Steve Ruth published “Reducing ICT-Related Carbon Emissions — An Exemplar for Global Energy Policy?” in IETE Technical Review. He also published “ICT Development Resources for Researchers — Is Free a Good Price to Pay?” in Information Technology in Developing Countries and “Can ICT Do More to Reduce Higher Ed Costs? A Return on Investment Perspective” in the International Journal of Technology in Teaching and Learning.

Louise Shelley spoke on “Political Power and Financial Power in Russia on the Eve of the Elections” at the Center for International Relations in Paris. She also participated in the panel “Leveraging Anti-Money Laundering Regimes to Combat Human Trafficking” at the Alliance against Trafficking in Persons seminar in Vienna, Austria, sponsored by OSCE and UNODC. She also participated in the Third Session of the International Forum on Crime and Criminal Law in the Global Era, which focused on Trends and Strategies of International Anti-Terrorism in the Post-Bin Laden Era. Her paper was titled “New Security Challenges: The Hybrid of Corruption, Crime and Terrorism.” Shelley also talked on “Human Trafficking in the Region” at the Conference on Gender-Based Violence in Eastern Europe and Eurasia, at the Foreign Service Institute, and she  spoke at the American Society of Criminology Annual Meeting on “Litigation as a Key to Investment Strategies of Organized Crime.”

The Volgenau School of Engineering

Sushil Jajodia, Center for Secure Information Systems, was awarded a patent titled “Protecting Sensitive Data Associations” in December 2011.

Brian Mark, Electrical and Computer Engineering, wrote with colleagues “Probability, Random Processes and Statistical Analysis,” which was published by Cambridge University Press in 2012.

Daniel Menascé, Computer Science, and a former PhD student were awarded a patent titledMeta-protocol” in December 2011.

Ami Motro, Computer Science, and PhD in IT student Joshua Church received the best paper award at the 2011 IEEE International Conference on Service-Oriented Computing and Applications for their paper “Learning Service Behavior with Progressive Testing.”
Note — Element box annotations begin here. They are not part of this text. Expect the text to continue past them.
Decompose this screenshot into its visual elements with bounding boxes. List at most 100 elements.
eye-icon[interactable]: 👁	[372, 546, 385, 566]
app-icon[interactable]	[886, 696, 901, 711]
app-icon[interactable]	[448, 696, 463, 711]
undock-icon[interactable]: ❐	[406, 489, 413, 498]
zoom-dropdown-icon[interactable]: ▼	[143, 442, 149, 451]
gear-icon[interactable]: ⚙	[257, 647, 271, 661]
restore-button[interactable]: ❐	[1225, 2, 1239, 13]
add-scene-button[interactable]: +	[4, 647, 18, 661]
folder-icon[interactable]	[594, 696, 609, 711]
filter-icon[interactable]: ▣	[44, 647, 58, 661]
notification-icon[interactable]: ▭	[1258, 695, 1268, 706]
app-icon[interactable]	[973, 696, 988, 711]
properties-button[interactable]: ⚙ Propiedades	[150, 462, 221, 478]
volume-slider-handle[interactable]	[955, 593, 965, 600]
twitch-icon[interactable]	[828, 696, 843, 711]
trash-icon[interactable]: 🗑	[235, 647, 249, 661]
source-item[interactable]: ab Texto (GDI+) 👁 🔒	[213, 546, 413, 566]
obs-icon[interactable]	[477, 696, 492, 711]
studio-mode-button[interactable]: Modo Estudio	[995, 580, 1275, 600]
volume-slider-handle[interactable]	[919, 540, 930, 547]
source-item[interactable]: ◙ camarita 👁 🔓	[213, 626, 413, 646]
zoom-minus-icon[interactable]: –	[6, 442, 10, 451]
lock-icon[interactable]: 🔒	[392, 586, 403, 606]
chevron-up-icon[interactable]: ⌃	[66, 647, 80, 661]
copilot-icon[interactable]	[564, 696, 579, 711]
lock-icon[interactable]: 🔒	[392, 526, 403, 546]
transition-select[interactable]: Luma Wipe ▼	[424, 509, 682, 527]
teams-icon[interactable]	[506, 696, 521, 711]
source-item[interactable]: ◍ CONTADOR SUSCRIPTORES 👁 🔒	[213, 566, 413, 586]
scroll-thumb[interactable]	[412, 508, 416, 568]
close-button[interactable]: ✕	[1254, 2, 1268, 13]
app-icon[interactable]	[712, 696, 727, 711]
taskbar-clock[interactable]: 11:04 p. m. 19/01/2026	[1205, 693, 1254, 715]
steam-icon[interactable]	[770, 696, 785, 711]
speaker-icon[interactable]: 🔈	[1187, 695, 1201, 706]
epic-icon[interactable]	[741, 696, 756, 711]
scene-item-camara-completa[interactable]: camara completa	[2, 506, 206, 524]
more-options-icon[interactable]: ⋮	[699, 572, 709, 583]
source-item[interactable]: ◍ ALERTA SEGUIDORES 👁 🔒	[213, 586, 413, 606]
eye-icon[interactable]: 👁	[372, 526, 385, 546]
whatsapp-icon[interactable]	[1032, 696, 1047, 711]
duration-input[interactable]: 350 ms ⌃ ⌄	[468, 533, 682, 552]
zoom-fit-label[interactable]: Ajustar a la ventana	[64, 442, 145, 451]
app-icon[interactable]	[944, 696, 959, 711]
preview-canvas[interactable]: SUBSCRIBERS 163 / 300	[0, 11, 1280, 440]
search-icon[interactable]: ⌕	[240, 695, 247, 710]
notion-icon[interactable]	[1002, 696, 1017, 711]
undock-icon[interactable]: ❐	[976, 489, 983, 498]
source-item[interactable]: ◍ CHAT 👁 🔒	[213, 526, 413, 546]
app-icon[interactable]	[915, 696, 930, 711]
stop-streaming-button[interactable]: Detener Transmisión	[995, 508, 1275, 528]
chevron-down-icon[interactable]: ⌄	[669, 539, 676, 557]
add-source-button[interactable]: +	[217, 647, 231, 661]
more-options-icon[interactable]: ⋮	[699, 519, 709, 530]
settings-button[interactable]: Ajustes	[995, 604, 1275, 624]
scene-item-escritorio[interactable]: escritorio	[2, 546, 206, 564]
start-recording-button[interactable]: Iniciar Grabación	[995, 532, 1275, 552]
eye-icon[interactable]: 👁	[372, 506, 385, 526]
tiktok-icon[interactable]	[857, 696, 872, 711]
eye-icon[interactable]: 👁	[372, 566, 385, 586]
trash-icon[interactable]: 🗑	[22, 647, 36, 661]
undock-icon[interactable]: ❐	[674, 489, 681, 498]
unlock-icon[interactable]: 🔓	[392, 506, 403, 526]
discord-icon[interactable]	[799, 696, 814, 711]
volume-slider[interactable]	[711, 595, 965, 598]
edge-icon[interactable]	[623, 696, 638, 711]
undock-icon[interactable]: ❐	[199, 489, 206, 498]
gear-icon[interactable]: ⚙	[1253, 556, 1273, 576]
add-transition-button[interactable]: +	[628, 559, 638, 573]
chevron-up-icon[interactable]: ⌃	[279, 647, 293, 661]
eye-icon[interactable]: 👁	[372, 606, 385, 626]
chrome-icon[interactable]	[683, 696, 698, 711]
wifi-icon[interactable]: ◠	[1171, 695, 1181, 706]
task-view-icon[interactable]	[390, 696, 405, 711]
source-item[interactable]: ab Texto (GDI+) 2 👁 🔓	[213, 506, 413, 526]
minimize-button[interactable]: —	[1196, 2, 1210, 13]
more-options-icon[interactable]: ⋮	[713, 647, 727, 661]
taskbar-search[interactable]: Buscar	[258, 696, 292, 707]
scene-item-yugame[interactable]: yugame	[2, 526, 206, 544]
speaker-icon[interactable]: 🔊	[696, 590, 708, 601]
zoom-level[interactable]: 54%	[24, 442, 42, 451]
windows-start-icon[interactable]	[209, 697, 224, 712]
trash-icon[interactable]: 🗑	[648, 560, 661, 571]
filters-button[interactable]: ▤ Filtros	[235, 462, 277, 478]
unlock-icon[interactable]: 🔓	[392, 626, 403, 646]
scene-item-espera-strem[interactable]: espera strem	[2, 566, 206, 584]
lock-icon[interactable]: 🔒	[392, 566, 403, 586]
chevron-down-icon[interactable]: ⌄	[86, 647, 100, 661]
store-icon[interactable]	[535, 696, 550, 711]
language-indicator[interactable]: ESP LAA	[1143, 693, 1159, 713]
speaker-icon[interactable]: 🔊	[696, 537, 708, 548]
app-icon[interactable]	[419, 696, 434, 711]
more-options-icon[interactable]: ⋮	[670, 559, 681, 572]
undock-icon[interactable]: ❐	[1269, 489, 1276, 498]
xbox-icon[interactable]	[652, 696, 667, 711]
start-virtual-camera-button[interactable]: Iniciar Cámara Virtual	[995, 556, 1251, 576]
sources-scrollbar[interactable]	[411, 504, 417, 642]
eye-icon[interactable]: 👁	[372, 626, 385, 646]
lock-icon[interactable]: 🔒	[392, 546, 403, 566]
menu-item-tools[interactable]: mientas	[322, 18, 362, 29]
Lance Sherry, Systems Engineering and Operations Research and Center for Air Transportation Systems Research, and John Shortle, Systems Engineering and Operations Research, received $235,356 from the University of Maryland for their project titled “Wake Turbulence Analysis and Research to Study NextGen Operations.” The period of performance is Sept. 22, 2011, to Sept. 21, 2013.

Kathleen Wage, Electrical and Computer Engineering, received $4,000 from the Office of Naval Research for an anticipated total funding of $330,232 for her project “Random Matrix Theory for Adaptive Beamforming.” The period of performance is Jan. 1, 2012, to Dec. 31, 2014.

Harry Wechsler, Computer Science, and a colleague were awarded a patent titled “Data Stream Change Detector” in December 2011. Weschler and colleagues were awarded a patent titled “Recognition by Parts Using Adaptive and Robust Correlation Filters” in December 2011.